The incident occurred Tuesday morning, prompting the Department of Energy to issue an alert to employees, the media, and residents nearby.

“There are concerns about subsidence in the soil covering railroad tunnels near a former chemical processing facility,” the statement read. It later described a 20-square-foot cave-in of soil into tunnels carrying “contaminated materials.”

The DOE claimed that there is “no indication of a release of contamination at this point.” There are no reports of injuries.

The Washington state facility, located roughly 200 miles southeast of Seattle, was created during the World War II-era Manhattan Project, and is now home to hundreds of billions of gallons of radioactive waste generated from building up the nation’s nuclear weapons arsenal.
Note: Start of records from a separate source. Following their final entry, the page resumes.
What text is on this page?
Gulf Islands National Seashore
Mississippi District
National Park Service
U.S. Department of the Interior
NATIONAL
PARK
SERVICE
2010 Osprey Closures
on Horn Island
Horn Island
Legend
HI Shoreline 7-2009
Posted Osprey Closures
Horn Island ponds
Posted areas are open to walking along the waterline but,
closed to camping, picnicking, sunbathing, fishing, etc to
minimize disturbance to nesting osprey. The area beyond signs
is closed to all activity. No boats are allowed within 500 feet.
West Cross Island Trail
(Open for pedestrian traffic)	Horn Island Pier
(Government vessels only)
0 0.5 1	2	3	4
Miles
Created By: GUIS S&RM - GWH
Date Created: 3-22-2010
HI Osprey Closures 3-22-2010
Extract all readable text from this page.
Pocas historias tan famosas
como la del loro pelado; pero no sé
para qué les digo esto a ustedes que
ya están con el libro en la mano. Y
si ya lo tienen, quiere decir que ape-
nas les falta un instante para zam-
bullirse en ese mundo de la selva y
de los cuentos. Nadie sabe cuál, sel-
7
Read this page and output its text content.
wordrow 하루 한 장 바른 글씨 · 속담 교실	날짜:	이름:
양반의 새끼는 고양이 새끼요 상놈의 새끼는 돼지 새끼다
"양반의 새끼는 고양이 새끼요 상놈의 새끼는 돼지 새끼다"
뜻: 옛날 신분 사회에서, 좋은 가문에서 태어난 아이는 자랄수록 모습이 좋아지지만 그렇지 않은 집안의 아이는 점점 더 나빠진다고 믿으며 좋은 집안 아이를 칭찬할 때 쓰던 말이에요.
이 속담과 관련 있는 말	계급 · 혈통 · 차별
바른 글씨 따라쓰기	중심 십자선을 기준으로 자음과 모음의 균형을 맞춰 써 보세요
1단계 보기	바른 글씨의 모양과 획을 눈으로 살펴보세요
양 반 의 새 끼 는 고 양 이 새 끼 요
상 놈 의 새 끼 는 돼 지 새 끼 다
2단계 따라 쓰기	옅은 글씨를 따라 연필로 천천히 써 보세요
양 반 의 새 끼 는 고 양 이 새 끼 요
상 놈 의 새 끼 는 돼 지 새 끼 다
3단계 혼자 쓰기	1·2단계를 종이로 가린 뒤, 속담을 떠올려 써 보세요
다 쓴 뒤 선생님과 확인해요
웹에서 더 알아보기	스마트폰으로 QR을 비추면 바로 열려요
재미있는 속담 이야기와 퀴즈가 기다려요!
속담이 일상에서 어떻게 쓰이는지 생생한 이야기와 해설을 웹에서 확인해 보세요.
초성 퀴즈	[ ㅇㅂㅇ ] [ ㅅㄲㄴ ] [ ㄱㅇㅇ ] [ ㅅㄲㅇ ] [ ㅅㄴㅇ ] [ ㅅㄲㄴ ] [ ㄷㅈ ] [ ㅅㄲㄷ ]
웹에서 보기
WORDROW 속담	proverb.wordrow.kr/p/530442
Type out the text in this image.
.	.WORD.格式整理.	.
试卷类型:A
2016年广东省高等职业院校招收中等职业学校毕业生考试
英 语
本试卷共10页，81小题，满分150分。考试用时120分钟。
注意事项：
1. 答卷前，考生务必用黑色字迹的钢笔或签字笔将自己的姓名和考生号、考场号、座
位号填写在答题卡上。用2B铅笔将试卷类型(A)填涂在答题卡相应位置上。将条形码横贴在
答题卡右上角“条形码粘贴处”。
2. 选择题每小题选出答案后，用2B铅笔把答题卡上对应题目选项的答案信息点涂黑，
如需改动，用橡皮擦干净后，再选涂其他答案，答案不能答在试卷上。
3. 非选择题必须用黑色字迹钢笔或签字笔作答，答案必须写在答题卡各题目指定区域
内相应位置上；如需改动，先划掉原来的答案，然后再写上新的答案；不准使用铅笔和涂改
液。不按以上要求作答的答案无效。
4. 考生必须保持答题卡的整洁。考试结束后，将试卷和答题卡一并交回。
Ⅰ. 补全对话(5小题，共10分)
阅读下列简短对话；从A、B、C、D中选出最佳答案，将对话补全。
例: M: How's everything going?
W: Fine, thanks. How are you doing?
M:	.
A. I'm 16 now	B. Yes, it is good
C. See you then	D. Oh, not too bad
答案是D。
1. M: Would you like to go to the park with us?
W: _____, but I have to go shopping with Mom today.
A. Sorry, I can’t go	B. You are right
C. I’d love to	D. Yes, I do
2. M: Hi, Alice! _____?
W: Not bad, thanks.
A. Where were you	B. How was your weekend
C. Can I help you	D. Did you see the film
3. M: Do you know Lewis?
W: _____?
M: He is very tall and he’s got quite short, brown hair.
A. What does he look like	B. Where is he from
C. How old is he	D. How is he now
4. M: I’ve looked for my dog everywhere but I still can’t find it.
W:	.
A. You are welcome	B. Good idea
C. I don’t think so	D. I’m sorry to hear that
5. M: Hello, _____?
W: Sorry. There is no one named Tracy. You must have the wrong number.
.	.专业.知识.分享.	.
Hanford is also the site of one of the largest environmental cleanup efforts in the world. Already the energy department has spent $40 billion since 1989 on disposing of stored waste. But it’s estimated the project won’t be complete until at east 2047, and could cost an addition $110 billion.

In 2014, the Government Accountability Office panned DOE’s cleanup strategy, stating that it hinges on the lasting integrity of storage tanks currently holding waste. Those tanks, the report noted, have design flaws, and are already leaking.

Hanford has also been subject of whistleblower retaliation complaints. Two employees of a contracting firm working on site came forward with concerns about the safety of a waste treatment plant under construction. The two individuals were then fired.

A Senate subcommittee convened a hearing on the matter, during which Sen. Ed Markey (D-Mass.) concluded that concerns raised by the whistleblowers, Donna Busche and Dr. Walter Tamosaitis, were all “independently verified.”

The DOE’s inspector general, however, conducted its own probe, and said it was unable to determine if retaliation occurred.